Audio features (ZCR, Melspectrogram, Tempogram) from the microphone and MIDI signals (note count, velocity, number of drums) are accumulated per second and projected onto a 2D coordinate via PCA. Ishiwaka monitored the coordinate space during rehearsals and used a spreadsheet to define which agents to activate—and how—at each coordinate region. This allowed even agents without microphone input (like Pongo and Cymbal) to respond to Ishiwaka's playing state, and enabled Ishiwaka himself to design the orchestration of the entire performance semi-autonomously.

Reactions
and
Discoveries

Sampler:
The
Paradox
of
"Sounding
Non-human"

My initial idea for using the sampler was to capture the raw, human feeling—the subtle fluctuations and textural nuances that only a person can produce. It was fascinating that what I originally aimed to make human-sounding ended up sounding non-human.

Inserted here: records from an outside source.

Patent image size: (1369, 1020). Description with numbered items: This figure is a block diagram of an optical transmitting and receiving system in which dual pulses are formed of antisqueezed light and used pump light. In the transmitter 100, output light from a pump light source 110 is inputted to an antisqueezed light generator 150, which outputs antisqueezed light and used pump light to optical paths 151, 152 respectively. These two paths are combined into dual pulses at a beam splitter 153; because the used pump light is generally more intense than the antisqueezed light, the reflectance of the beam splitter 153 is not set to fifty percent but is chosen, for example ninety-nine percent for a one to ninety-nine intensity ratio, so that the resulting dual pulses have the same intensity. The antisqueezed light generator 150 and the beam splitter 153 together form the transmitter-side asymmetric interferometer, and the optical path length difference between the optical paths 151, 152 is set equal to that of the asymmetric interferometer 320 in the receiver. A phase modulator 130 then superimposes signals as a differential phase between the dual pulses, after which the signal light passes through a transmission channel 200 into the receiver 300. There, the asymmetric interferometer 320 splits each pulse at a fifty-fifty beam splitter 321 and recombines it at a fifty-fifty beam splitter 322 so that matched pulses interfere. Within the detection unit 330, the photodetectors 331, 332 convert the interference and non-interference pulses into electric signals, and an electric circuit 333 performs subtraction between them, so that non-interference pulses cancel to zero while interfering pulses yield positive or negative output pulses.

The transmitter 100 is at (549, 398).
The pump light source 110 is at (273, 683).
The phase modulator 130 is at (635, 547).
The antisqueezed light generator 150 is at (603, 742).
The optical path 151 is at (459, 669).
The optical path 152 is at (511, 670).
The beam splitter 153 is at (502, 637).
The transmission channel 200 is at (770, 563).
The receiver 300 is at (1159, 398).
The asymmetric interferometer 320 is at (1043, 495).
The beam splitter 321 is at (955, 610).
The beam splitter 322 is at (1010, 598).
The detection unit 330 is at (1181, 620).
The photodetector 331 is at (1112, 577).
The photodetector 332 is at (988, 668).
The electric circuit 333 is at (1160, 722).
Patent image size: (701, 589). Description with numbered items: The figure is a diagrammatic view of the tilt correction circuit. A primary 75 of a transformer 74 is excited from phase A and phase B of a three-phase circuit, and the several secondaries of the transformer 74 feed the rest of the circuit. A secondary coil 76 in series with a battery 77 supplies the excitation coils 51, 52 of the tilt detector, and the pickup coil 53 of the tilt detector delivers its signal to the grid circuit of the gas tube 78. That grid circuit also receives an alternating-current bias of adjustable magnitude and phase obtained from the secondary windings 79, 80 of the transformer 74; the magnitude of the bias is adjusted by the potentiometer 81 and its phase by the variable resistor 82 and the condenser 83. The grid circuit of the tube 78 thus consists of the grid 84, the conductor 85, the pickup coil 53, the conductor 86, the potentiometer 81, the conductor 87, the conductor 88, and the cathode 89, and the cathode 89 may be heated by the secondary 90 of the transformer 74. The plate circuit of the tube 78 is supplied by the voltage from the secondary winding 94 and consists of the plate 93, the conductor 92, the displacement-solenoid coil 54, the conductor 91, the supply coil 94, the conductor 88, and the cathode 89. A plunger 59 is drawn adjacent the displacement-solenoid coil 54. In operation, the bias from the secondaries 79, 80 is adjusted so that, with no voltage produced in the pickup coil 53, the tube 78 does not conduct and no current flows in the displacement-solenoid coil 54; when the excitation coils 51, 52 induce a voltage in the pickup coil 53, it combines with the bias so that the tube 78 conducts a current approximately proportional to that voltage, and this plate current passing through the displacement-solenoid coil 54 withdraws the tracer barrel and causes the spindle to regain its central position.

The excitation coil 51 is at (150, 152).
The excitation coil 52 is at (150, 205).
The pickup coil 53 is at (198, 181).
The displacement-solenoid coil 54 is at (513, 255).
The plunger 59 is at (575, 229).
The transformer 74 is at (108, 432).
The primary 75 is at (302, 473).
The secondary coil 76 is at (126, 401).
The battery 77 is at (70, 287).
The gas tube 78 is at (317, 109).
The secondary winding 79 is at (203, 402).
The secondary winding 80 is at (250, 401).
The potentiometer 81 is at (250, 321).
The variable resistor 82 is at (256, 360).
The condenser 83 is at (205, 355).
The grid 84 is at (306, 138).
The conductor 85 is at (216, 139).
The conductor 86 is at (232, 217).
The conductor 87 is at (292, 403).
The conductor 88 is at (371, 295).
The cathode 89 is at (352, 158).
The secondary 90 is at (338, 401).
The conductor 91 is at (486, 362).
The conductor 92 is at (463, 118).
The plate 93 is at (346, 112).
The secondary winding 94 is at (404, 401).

— TOKION: "A Technological Co-creation of AI and Improvisation — Shun Ishiwaka × Kei Matsumaru, Part 1"

The Sampler, designed as the most faithful alter ego, paradoxically produced a non-human quality through the process of search and playback—an unexpected discovery for the development team as well. In response, intentional pitch variation was added as a sound design choice to highlight the agent's distinct presence during performance.

Meta
Agent:
The
Feeling
of
Having
an
"Ear"

After testing the prototype, Ishiwaka remarked that it felt like the system had "gained an ear," and proposed using it to coordinate the entire performance. Rather than improvising with each agent in sequence, the Meta Agent enabled multiple agents to play simultaneously, with Ishiwaka entering into a full ensemble. Since Ishiwaka personally designed the relationship between coordinate space and agent behavior via a spreadsheet, the orchestration of the whole performance was effectively carried out by his own "alter egos."